Tidur di Atas Sungai Musi
SumatraLink.id – Oleh Mursalin Yasland
Judul ini seperti cerita orang sakti, punya karomah. Tapi, bagi wong Palembang, atau yang pernah singgah ke Kota Palembang, hal itu biasa saja. Tapi, itulah kekhasan sebagian warga Palembang, bisa tiduk di pucuk banyu (tidur di atas air) Sungai Musi, bisa berjalan di atas air, bermain di atas air, dan lainnya.

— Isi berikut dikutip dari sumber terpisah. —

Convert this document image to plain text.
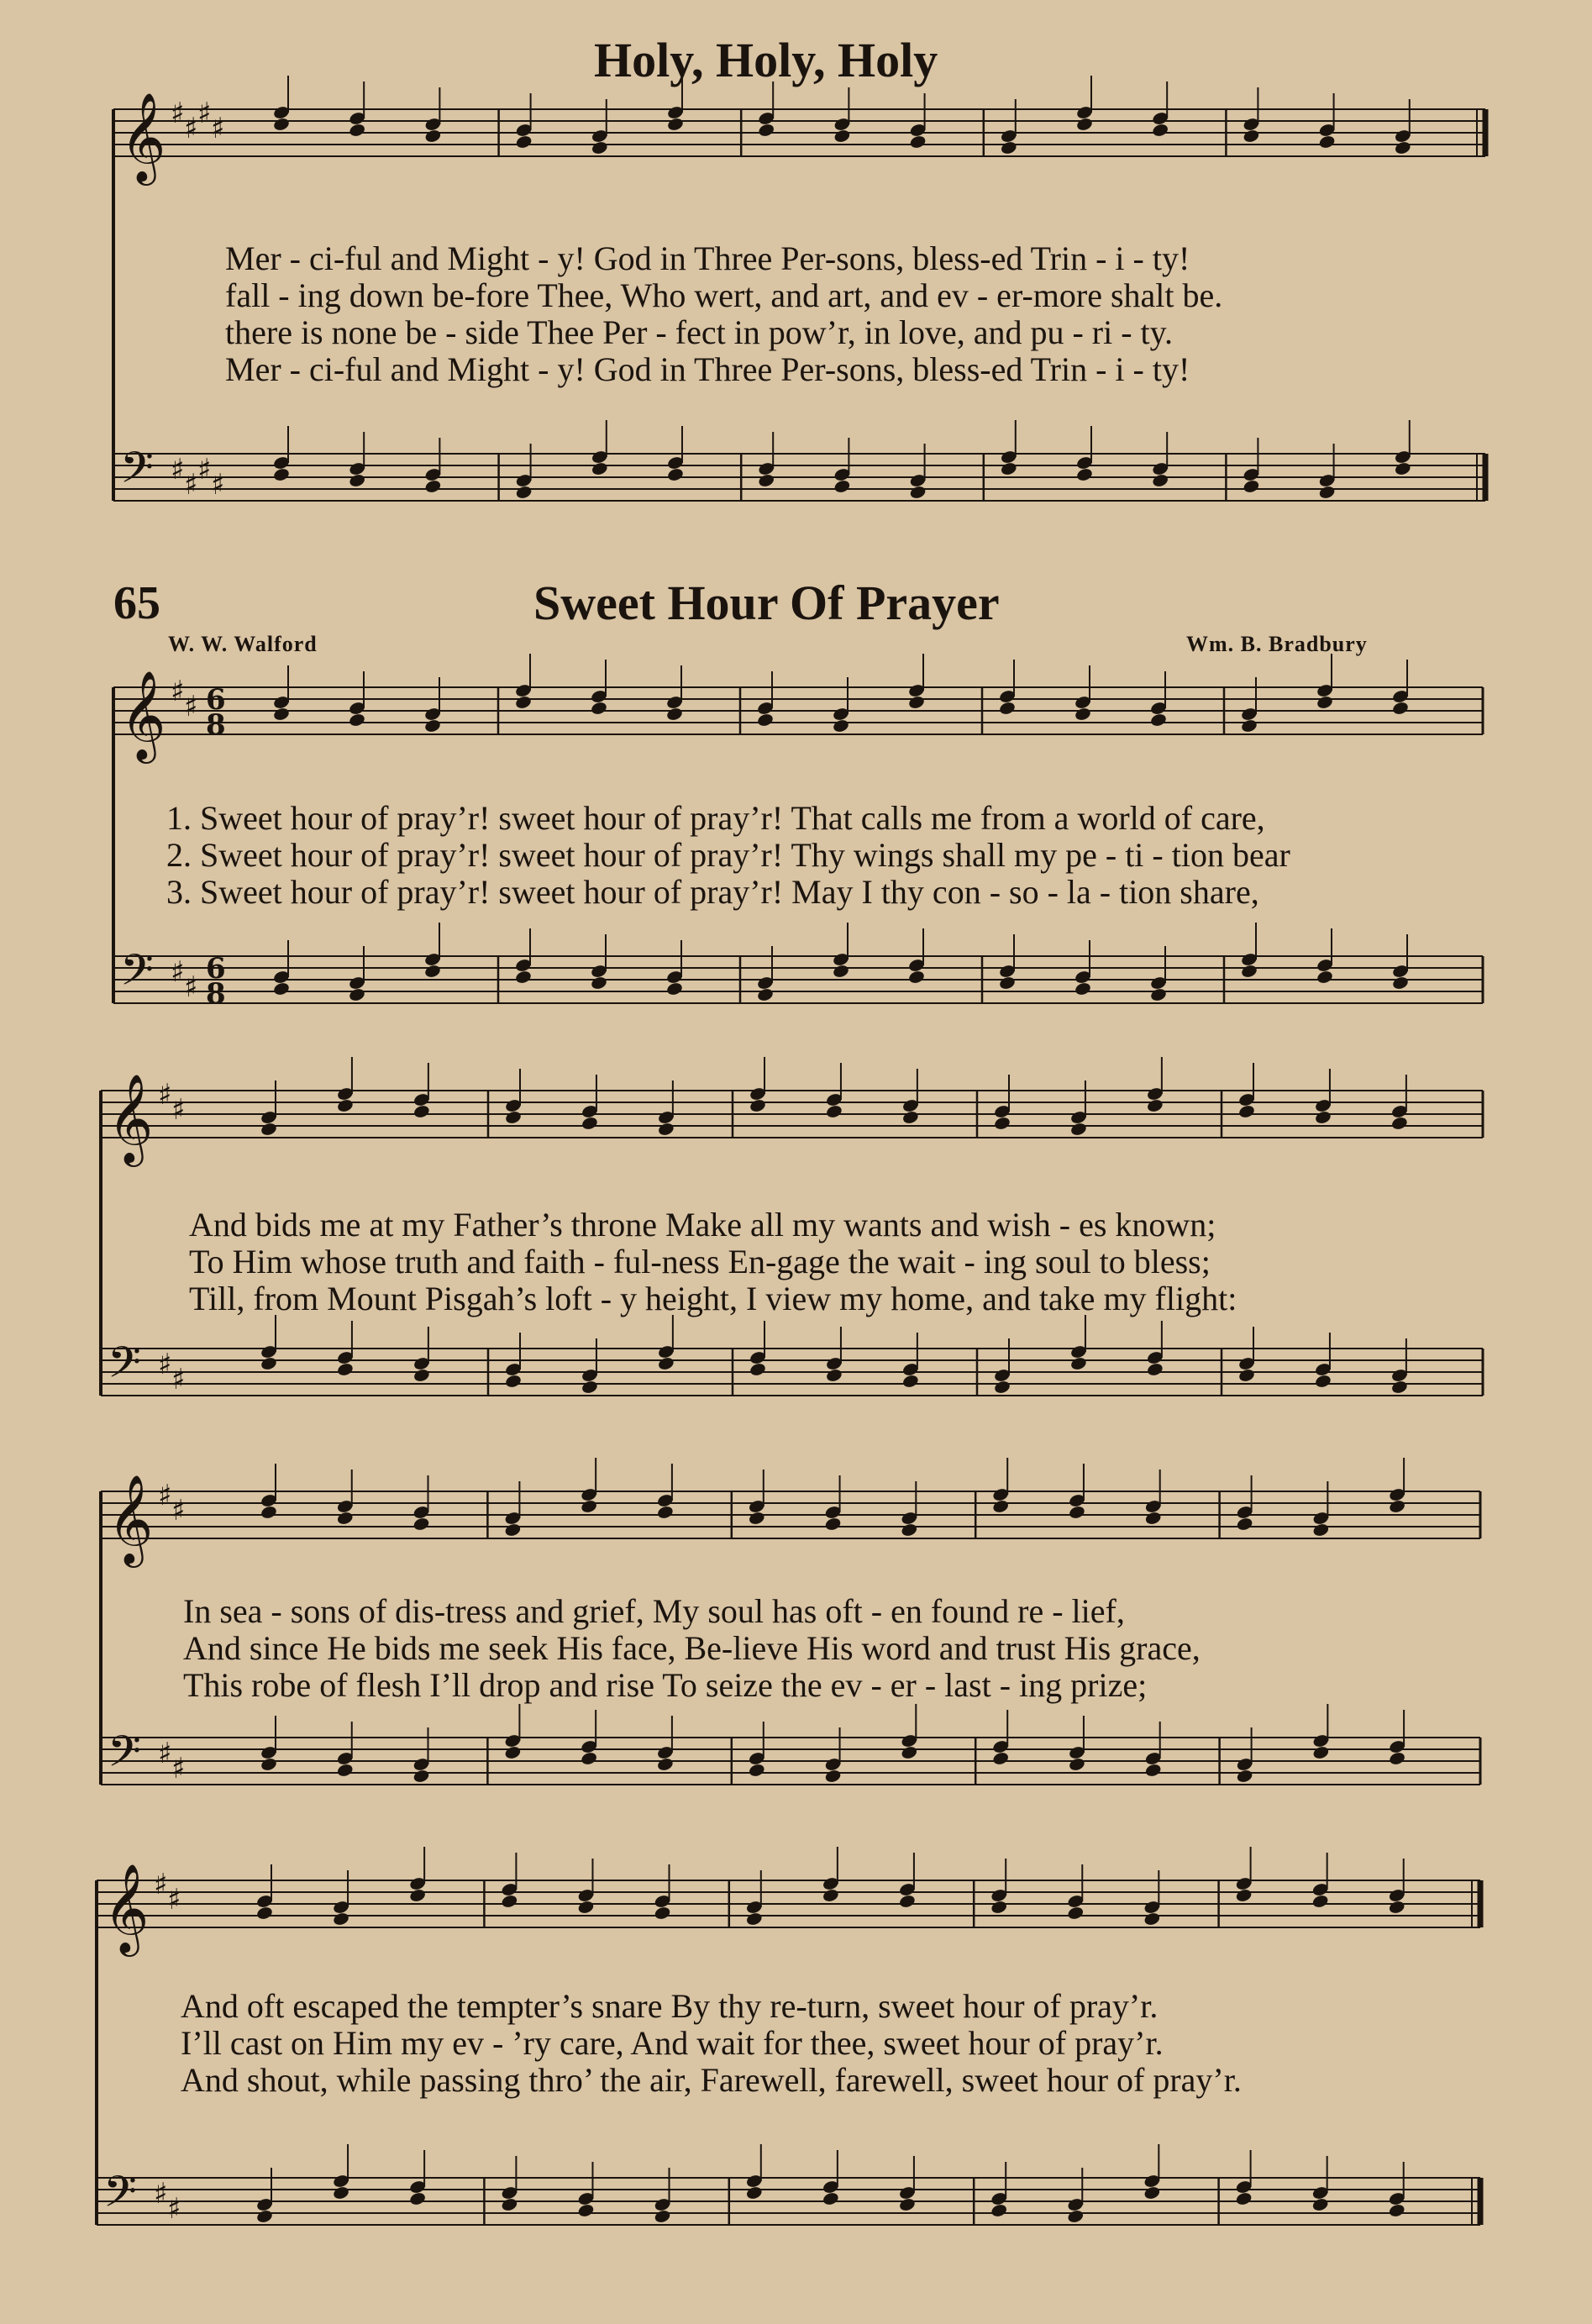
𝄞 ♯ ♯ ♯ ♯
𝄢 ♯ ♯ ♯ ♯
𝄞 ♯ ♯ 6
8
𝄢 ♯ ♯
6
8
𝄞 ♯ ♯
𝄢 ♯ ♯
𝄞 ♯ ♯
𝄢 ♯ ♯
𝄞 ♯ ♯
𝄢 ♯ ♯
Holy, Holy, Holy
Mer - ci-ful and Might - y! God in Three Per-sons, bless-ed Trin - i - ty!
fall - ing down be-fore Thee, Who wert, and art, and ev - er-more shalt be.
there is none be - side Thee Per - fect in pow’r, in love, and pu - ri - ty.
Mer - ci-ful and Might - y! God in Three Per-sons, bless-ed Trin - i - ty!
65	Sweet Hour Of Prayer
W. W. Walford	Wm. B. Bradbury
1. Sweet hour of pray’r! sweet hour of pray’r! That calls me from a world of care,
2. Sweet hour of pray’r! sweet hour of pray’r! Thy wings shall my pe - ti - tion bear
3. Sweet hour of pray’r! sweet hour of pray’r! May I thy con - so - la - tion share,
And bids me at my Father’s throne Make all my wants and wish - es known;
To Him whose truth and faith - ful-ness En-gage the wait - ing soul to bless;
Till, from Mount Pisgah’s loft - y height, I view my home, and take my flight:
In sea - sons of dis-tress and grief, My soul has oft - en found re - lief,
And since He bids me seek His face, Be-lieve His word and trust His grace,
This robe of flesh I’ll drop and rise To seize the ev - er - last - ing prize;
And oft escaped the tempter’s snare By thy re-turn, sweet hour of pray’r.
I’ll cast on Him my ev - ’ry care, And wait for thee, sweet hour of pray’r.
And shout, while passing thro’ the air, Farewell, farewell, sweet hour of pray’r.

Tiduk di Pucuk Banyu, itu istilah Bahasa Palembang. Maksudnya, warga berumah di atas sungai. Rumah Rakit, namanya. Lantai dasar dari bambu (bolo) menempel pada permukaan air sungai yang arusnya deras. Sungai itu dinamai Sungai Musi, sungai kebanggaan kota Palembang, Provinsi Sumatera Selatan (Sumsel),
Sungai Musi membelah Kota Palembang; Seberang Ilir dan Seberang Ulu. Airnya mengalir dari hulunya (sejarahnya diketahui) dari Bukit Kelam, kawasan Taman Nasional Kerinci Sebelat (TNKS), Curup, Kabupaten Rejang Lebong, Provinsi Bengkulu. Sungai tersebut menandakan adanya kehidupan manusia: manusia butuh air untuk kehidupannya.
Awalnya air Sungai Musi jernih dan bening, karena dari mata air perbukitan setinggi lebih dari 1.500 meter di atas permukaan laut. Setelah perpaduan sumber air dari berbagai anak-anak sungai lainnya di kiri dan kanan, yang melintasi lebih dari delapan kabupaten di Bengkulu dan Sumatera Selatan, airnya mulai keruh kecoklat-coklatan. Butek, Bahasa Palembang-nya.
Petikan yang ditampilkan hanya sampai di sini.